"History is a nightmare from which I am trying to awake"
James Joyce Irish author (1882 - 1941).
I sure hope ignorance is bliss, because the awareness that comes from being educated creates nothing but pain when confronted on a daily basis with the short-sighted thinking that is rapidly sending this country up a certain creek without a paddle. The latest panacea for fixing education -- in what more and more seems akin to the way one fixes a dog -- is to have a 4 day school week to balance the budget of many school districts throughout the country. As yet this hasn't been proposed by Superintendent Cortines at LAUSD, but it is early yet and the $640 million shortfall this year is only a harbinger of the cuts already being proposed for the next two years.

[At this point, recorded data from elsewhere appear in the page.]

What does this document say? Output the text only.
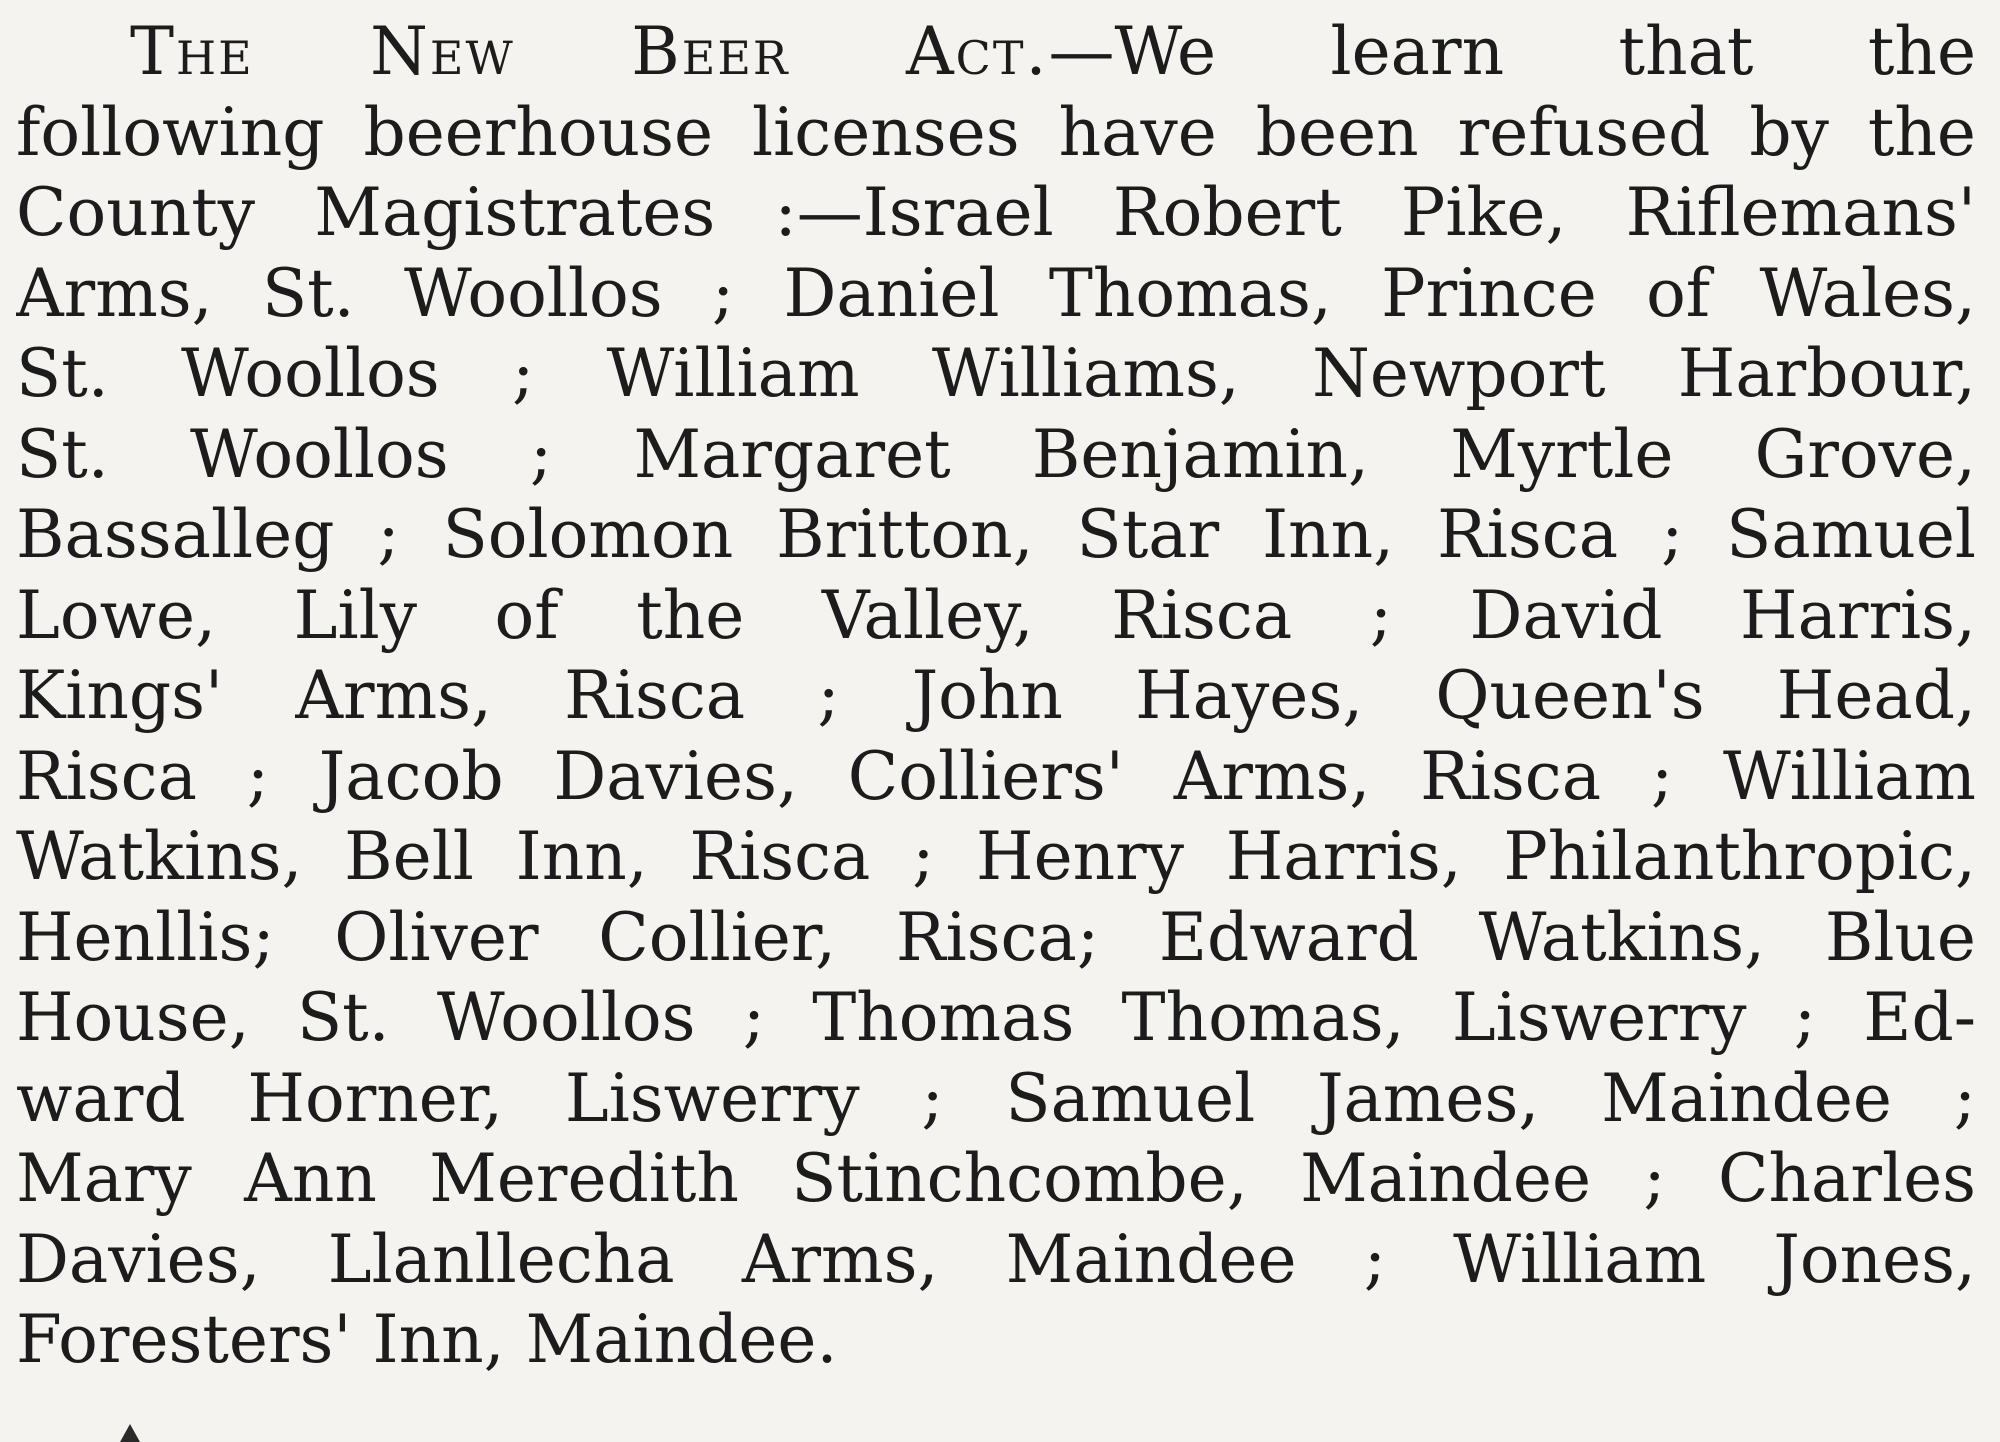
The New Beer Act.—We learn that the
following beerhouse licenses have been refused by the
County Magistrates :—Israel Robert Pike, Riflemans'
Arms, St. Woollos ; Daniel Thomas, Prince of Wales,
St. Woollos ; William Williams, Newport Harbour,
St. Woollos ; Margaret Benjamin, Myrtle Grove,
Bassalleg ; Solomon Britton, Star Inn, Risca ; Samuel
Lowe, Lily of the Valley, Risca ; David Harris,
Kings' Arms, Risca ; John Hayes, Queen's Head,
Risca ; Jacob Davies, Colliers' Arms, Risca ; William
Watkins, Bell Inn, Risca ; Henry Harris, Philanthropic,
Henllis; Oliver Collier, Risca; Edward Watkins, Blue
House, St. Woollos ; Thomas Thomas, Liswerry ; Ed-
ward Horner, Liswerry ; Samuel James, Maindee ;
Mary Ann Meredith Stinchcombe, Maindee ; Charles
Davies, Llanllecha Arms, Maindee ; William Jones,
Foresters' Inn, Maindee.
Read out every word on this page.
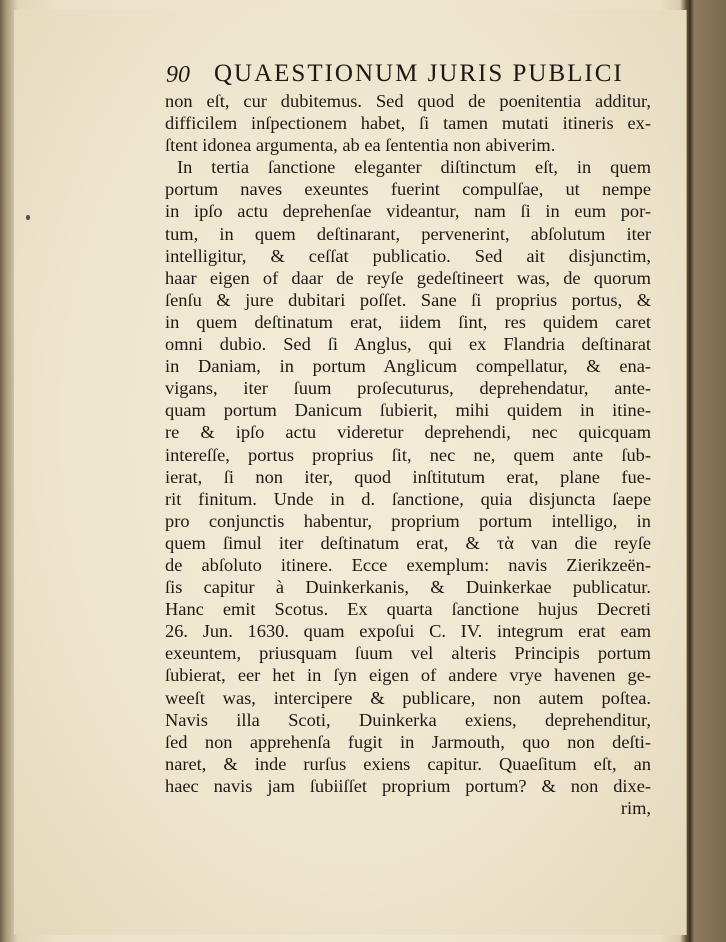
90 QUAESTIONUM JURIS PUBLICI
non eſt, cur dubitemus. Sed quod de poenitentia additur,
difficilem inſpectionem habet, ſi tamen mutati itineris ex-
ſtent idonea argumenta, ab ea ſententia non abiverim.
In tertia ſanctione eleganter diſtinctum eſt, in quem
portum naves exeuntes fuerint compulſae, ut nempe
in ipſo actu deprehenſae videantur, nam ſi in eum por-
tum, in quem deſtinarant, pervenerint, abſolutum iter
intelligitur, & ceſſat publicatio. Sed ait disjunctim,
haar eigen of daar de reyſe gedeſtineert was, de quorum
ſenſu & jure dubitari poſſet. Sane ſi proprius portus, &
in quem deſtinatum erat, iidem ſint, res quidem caret
omni dubio. Sed ſi Anglus, qui ex Flandria deſtinarat
in Daniam, in portum Anglicum compellatur, & ena-
vigans, iter ſuum proſecuturus, deprehendatur, ante-
quam portum Danicum ſubierit, mihi quidem in itine-
re & ipſo actu videretur deprehendi, nec quicquam
intereſſe, portus proprius ſit, nec ne, quem ante ſub-
ierat, ſi non iter, quod inſtitutum erat, plane fue-
rit finitum. Unde in d. ſanctione, quia disjuncta ſaepe
pro conjunctis habentur, proprium portum intelligo, in
quem ſimul iter deſtinatum erat, & τὰ van die reyſe
de abſoluto itinere. Ecce exemplum: navis Zierikzeën-
ſis capitur à Duinkerkanis, & Duinkerkae publicatur.
Hanc emit Scotus. Ex quarta ſanctione hujus Decreti
26. Jun. 1630. quam expoſui C. IV. integrum erat eam
exeuntem, priusquam ſuum vel alteris Principis portum
ſubierat, eer het in ſyn eigen of andere vrye havenen ge-
weeſt was, intercipere & publicare, non autem poſtea.
Navis illa Scoti, Duinkerka exiens, deprehenditur,
ſed non apprehenſa fugit in Jarmouth, quo non deſti-
naret, & inde rurſus exiens capitur. Quaeſitum eſt, an
haec navis jam ſubiiſſet proprium portum? & non dixe-
rim,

In a school district where the majority of students are already far behind their grade levels in reading and math and class sizes are sure to rise after the presently proposed 5200 jobs cuts throughout LAUSD, taking a full day out every week might make sense for balancing the budget, but the cost it will extract out of students is truly unconscionable without factoring in the long term societal costs of turning yet another generation loose on society with no productive skills as either workers or citizens. Even though some school systems where this has already been implemented in Colorado and other states have attempted to make up the hours on the remaining 4 days, any teacher will tell you that there are only so many hours of concentration that can be expected from the average adolescent attention span. Instead of systematically increasing this, we now propose a 4 day school week, where Thursday becomes the new Friday, so the academic momentum necessary for students to become sustained learners is never achieved.
In today's pervasive discussion of public education reform designed to address the underachieving students, what happens to the good students that have perservered against already dumbed down curriculum, constant class disruption, and teachers who find it impossible to give rigorous courses, even if they want to? Now, these students are to be further penalized because state and federal deficits are going to be balanced on their backs, since inner city families do not have the political power to be heard.
Cutting school time with students who have significant academic deficits is diametrically opposed to those present reform models that have had success in catching students up with their peer group. However, this does not even seem to be a consideration mentioned in the few arguments being made against this proposal. In an argument that harkens back to the raison d'etre of public education in the first place circa 19th century, opposition has been voiced because it would making the lives of working parents difficult, which illustrates the lowest common real function of many schools, which is not to give an education but to function as daycare.
In France, where elementary students get off from school on Wednesdays, the socialization issues are very different. Latin countries have had the split shift working system where not only children, but parents came home in the afternoon for a meal, time with the family, and rest before returning to work until evening. With working women, divorce, and changing social order, even this is changing to some extent in Europe. However, local schools and extended nuclear families also make childcare a much more easily realizable function in these countries. In the United States and especially in traditionally minority dominated poor inner city school that over 90% of Whites have fled, lessening school days will only succeed in lessening the opportunity for socialization that is already not enough, given the siege that these families have already had to deal with for generations.
While teachers might be able to make up the lost hours from going to a 4-day school week, classified staff like cafeteria workers and bus drivers would not. This would represent a loss to these mostly minority families of approximately 20% of their already meager wages. In the last few years with all the job cuts, some businesses actual experience a short-term increase in their profitability, because they were able to lessen their overhead in labor costs while drastically cutting their already existing inventories. While cutting fat from any business makes sense, what it now appears that we are doing in both American business and education is dramatically cutting our investment in the continued viability of both of these endeavors. In a highly competitive world, we can see that this has already compromised what was America's edge.
It is this reality that makes me feel burdened by my education that uncontrollably forces me to juxtapose the present reality of public education and the cost of fighting endless wars of questionable justification in Iraq and Afghanistan, which clearly has brought about the necessity for cuts in education and other areas. Why couldn't we decide to fight those wars 6 days a week? Given the present $968,750,000,000 cost of these wars as of this writing, only fighting these war 6 days a week would save us $138,392,850,000 with which we could not only pay for primary and secondary education, but also a college or technical training for all of our students. But we all know that it is not rational to fight a war only 6 days a week, unless we could get the Christians, Muslims, and Jews involved to honor their respective sabbaths.